Un comma di un articolo del Decreto-Legge 73/2025 (Decreto Infrastrutture), che può passare facilmente sottotraccia, può avere importanti conseguenze sugli equilibri delle concessioni demaniali marittime. Si tratta dell’Articolo 6, comma 1-bis, inserito in sede di conversione, che introduce un principio interpretativo nuovo e potenzialmente dirompente: la funzione delle aree date in concessione va valutata non più singolarmente, ma all’interno del contesto generale previsto dai Piani Regolatori Portuali. Il provvedimento, che rientra nel pacchetto di misure urgenti per la continuità delle infrastrutture strategiche, è stato presentato con l’obiettivo di garantire omogeneità operativa e certezza agli investimenti nei porti italiani.
A difenderlo apertamente è stato il vice-ministro ai Trasporti Edoardo Rixi, che ha parlato di un “emendamento generalista” pensato per evitare “situazioni non gestibili” nei prossimi mesi, a fronte dell’applicazione di alcune sentenze che stavano mettendo in crisi la tenuta giuridica di diverse concessioni. Rixi ha inoltre precisato che la nuova disposizione non si applica ai procedimenti pendenti né alle sentenze passate in giudicato. Precisazioni che fanno pensare che non sia stato pensato per risolvere la vertenza sul Genoa Port Terminal gestito dal Gruppo Spinelli.
L’emendamento stabilisce che la "funzione caratterizzante" di un’area in concessione deve essere valutata nell’ambito dell’intero Prp, e non più sulla base della singola porzione di territorio affidata al concessionario. In sostanza, si passa da una lettura “microscopica” a una “macroscopica” delle funzioni portuali: la conformità di un terminal viene ora valutata rispetto alla vocazione dell’intera zona portuale, non più al dettaglio della specifica area affidata.

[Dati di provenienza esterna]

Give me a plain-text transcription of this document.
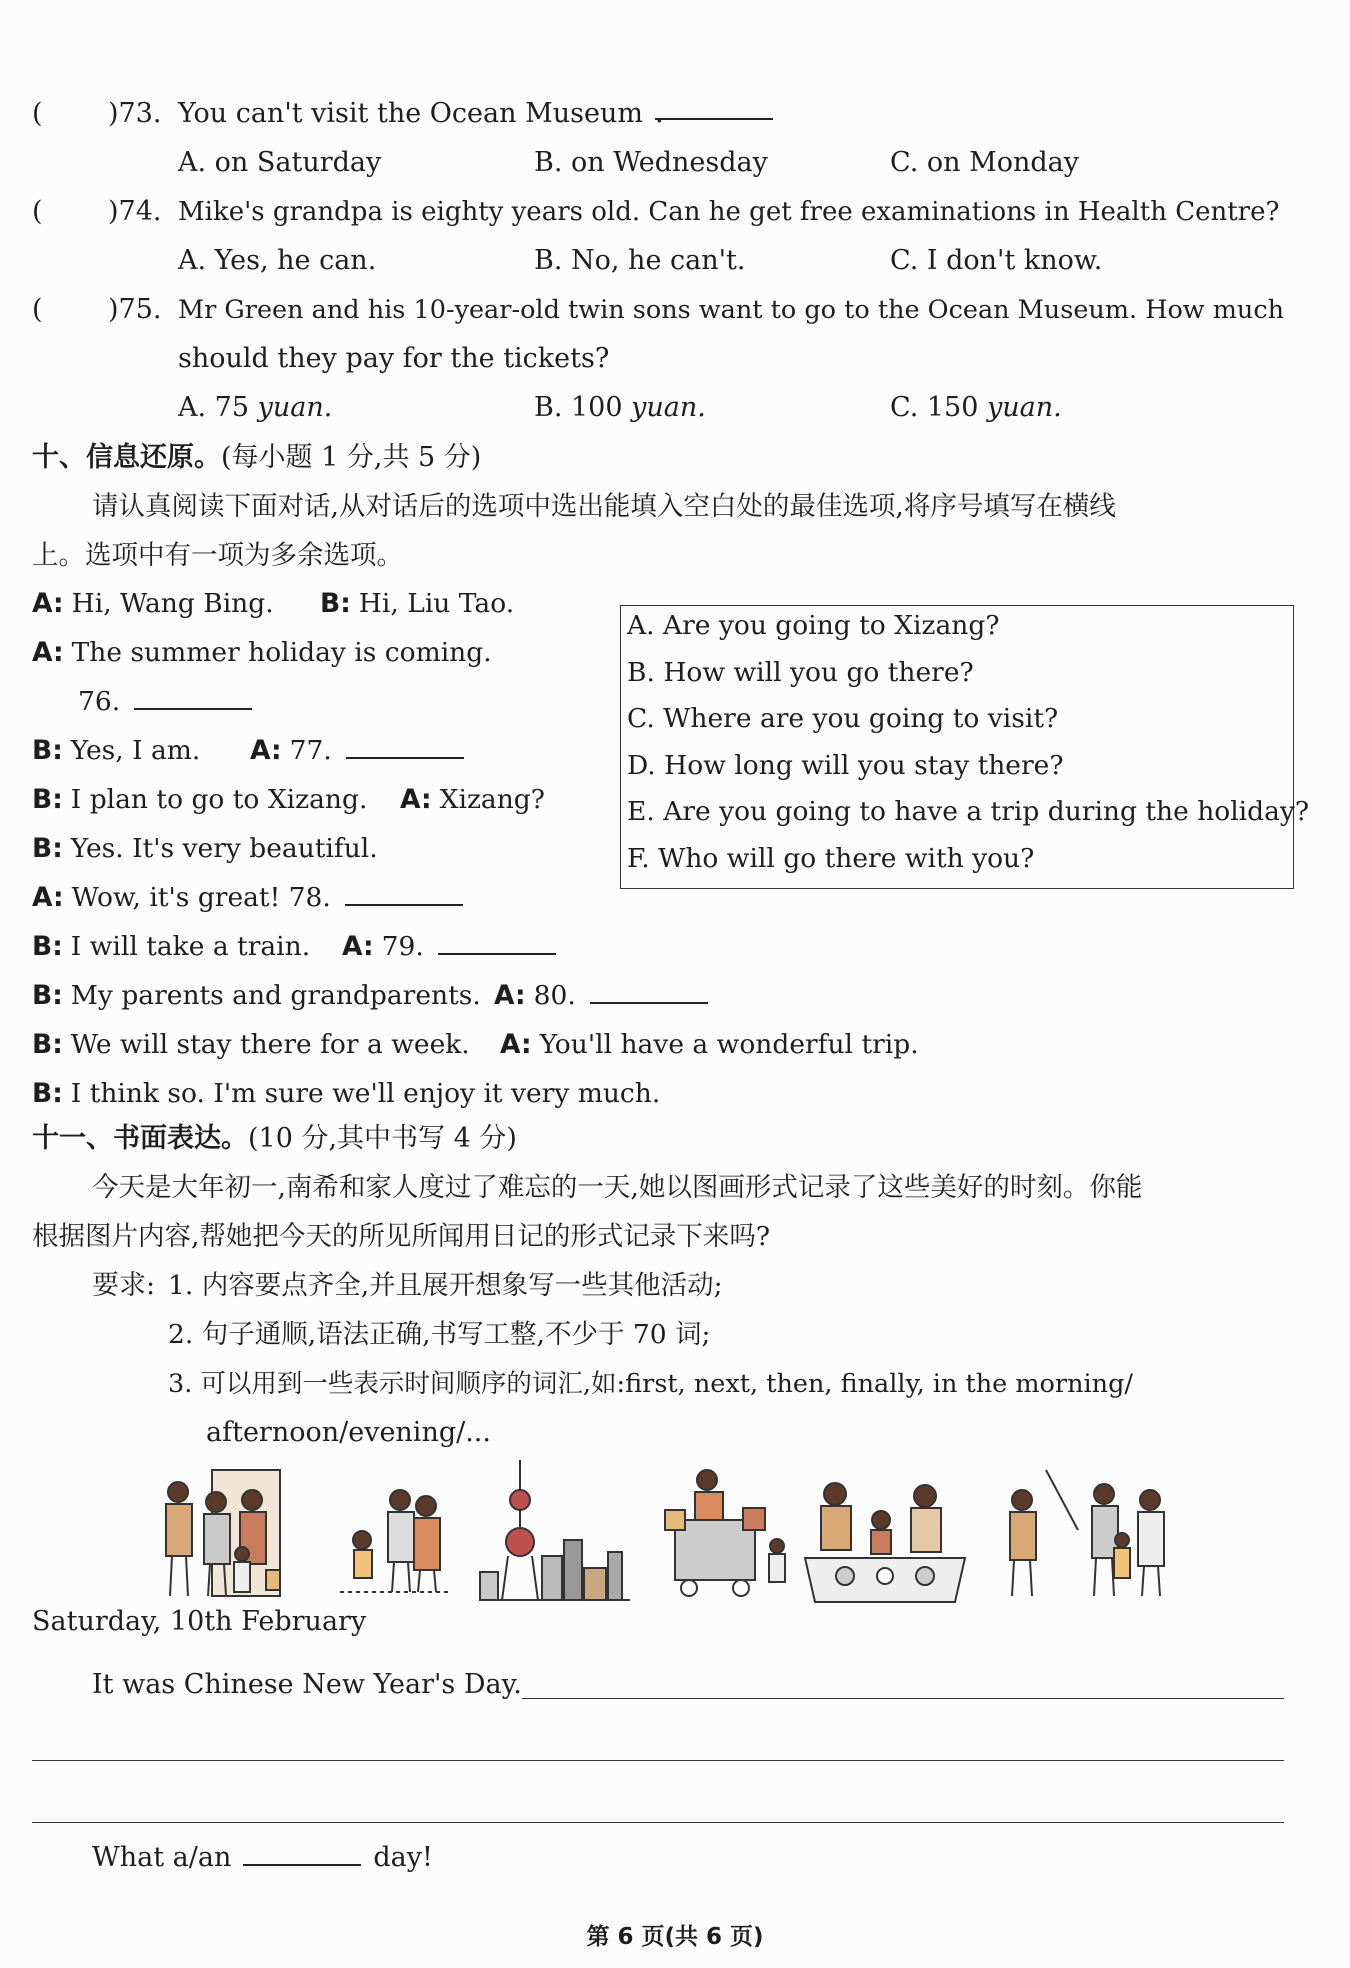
( )73. You can't visit the Ocean Museum.
A. on Saturday	B. on Wednesday	C. on Monday
( )74. Mike's grandpa is eighty years old. Can he get free examinations in Health Centre?
A. Yes, he can.	B. No, he can't.	C. I don't know.
( )75. Mr Green and his 10-year-old twin sons want to go to the Ocean Museum. How much
should they pay for the tickets?
A. 75 yuan.	B. 100 yuan.	C. 150 yuan.
十、信息还原。(每小题 1 分,共 5 分)
请认真阅读下面对话,从对话后的选项中选出能填入空白处的最佳选项,将序号填写在横线
上。选项中有一项为多余选项。
A: Hi, Wang Bing. B: Hi, Liu Tao.
A: The summer holiday is coming.
76.
B: Yes, I am. A: 77.
B: I plan to go to Xizang. A: Xizang?
B: Yes. It's very beautiful.
A: Wow, it's great! 78.
B: I will take a train. A: 79.
B: My parents and grandparents. A: 80.
B: We will stay there for a week. A: You'll have a wonderful trip.
B: I think so. I'm sure we'll enjoy it very much.
A. Are you going to Xizang?
B. How will you go there?
C. Where are you going to visit?
D. How long will you stay there?
E. Are you going to have a trip during the holiday?
F. Who will go there with you?
十一、书面表达。(10 分,其中书写 4 分)
今天是大年初一,南希和家人度过了难忘的一天,她以图画形式记录了这些美好的时刻。你能
根据图片内容,帮她把今天的所见所闻用日记的形式记录下来吗?
要求: 1. 内容要点齐全,并且展开想象写一些其他活动;
2. 句子通顺,语法正确,书写工整,不少于 70 词;
3. 可以用到一些表示时间顺序的词汇,如:first, next, then, finally, in the morning/
afternoon/evening/...
Saturday, 10th February
It was Chinese New Year's Day.
What a/an	day!
第 6 页(共 6 页)
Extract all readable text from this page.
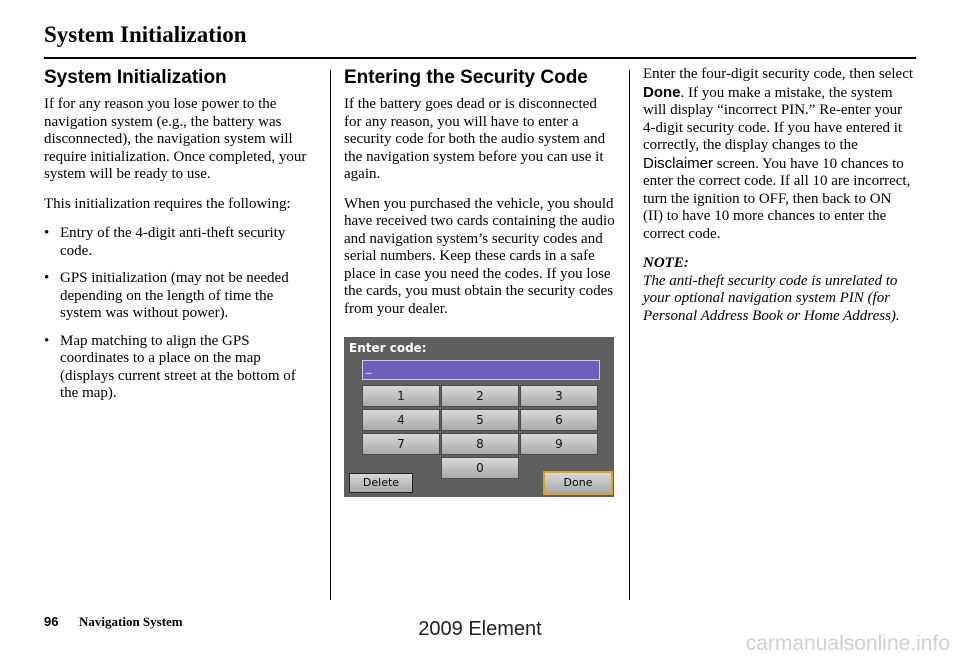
System Initialization
System Initialization

If for any reason you lose power to the navigation system (e.g., the battery was disconnected), the navigation system will require initialization. Once completed, your system will be ready to use.

This initialization requires the following:

• Entry of the 4-digit anti-theft security code.
• GPS initialization (may not be needed depending on the length of time the system was without power).
• Map matching to align the GPS coordinates to a place on the map (displays current street at the bottom of the map).
Entering the Security Code

If the battery goes dead or is disconnected for any reason, you will have to enter a security code for both the audio system and the navigation system before you can use it again.

When you purchased the vehicle, you should have received two cards containing the audio and navigation system’s security codes and serial numbers. Keep these cards in a safe place in case you need the codes. If you lose the cards, you must obtain the security codes from your dealer.

Enter code:
_
1	2	3
4	5	6
7	8	9
0
Delete	Done

Enter the four-digit security code, then select Done. If you make a mistake, the system will display “incorrect PIN.” Re-enter your 4-digit security code. If you have entered it correctly, the display changes to the Disclaimer screen. You have 10 chances to enter the correct code. If all 10 are incorrect, turn the ignition to OFF, then back to ON (II) to have 10 more chances to enter the correct code.

NOTE:

The anti-theft security code is unrelated to your optional navigation system PIN (for Personal Address Book or Home Address).

96 Navigation System	2009 Element
carmanualsonline.info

Il nuovo comma esclude formalmente i procedimenti in corso alla data della sua entrata in vigore, quindi non dovrebbe intervenire retroattivamente sulla questione Spinelli. Ricordiamo che la società si era vista annullare la concessione nell’ottobre 2024, ma era rimasta operativa grazie a un titolo provvisorio emesso dall’Autorità portuale sulla base dell'adeguamento del terminal alla sentenza del Consiglio di Stato. Intanto aveva presentato una domanda di rinnovazione della concessione e una richiesta di revocazione della sentenza presso il Consiglio di Stato. Quindi l’emendamento potrebbe comunque esserle utile una volta concluso l’attuale procedimento.
In quel momento, infatti, la funzione del terminal sarà considerata legittima se coerente con l’insieme dell’ambito portuale previsto dal Prp, anche se in prevalenza destinata alla movimentazione di container, superando così le restrizioni che avevano portato all’annullamento della concessione. Il vincolo precedente – secondo cui il traffico container doveva restare minoritario rispetto ad altre tipologie – era infatti basato su un’interpretazione “per metri quadrati” della concessione. La nuova lettura consente invece una valutazione funzionale più ampia, coerente con la struttura complessiva del porto.
Al di là del singolo caso, l’Articolo 6, comma 1-bis, rappresenta un cambio di paradigma nella gestione del demanio portuale. Si potrebbe paragonare la norma a una modifica urbanistica: se prima ogni edificio (cioè ogni terminal) doveva rispettare rigidamente la destinazione d’uso assegnata, ora si guarda alla funzione complessiva del quartiere (il porto) come previsto dal piano regolatore. Questo approccio offre maggiore flessibilità agli operatori, a patto che restino coerenti con l’impianto generale del Prp. Ciò in attesa di una “revisione organica della disciplina di settore”, come auspicato dallo stesso legislatore.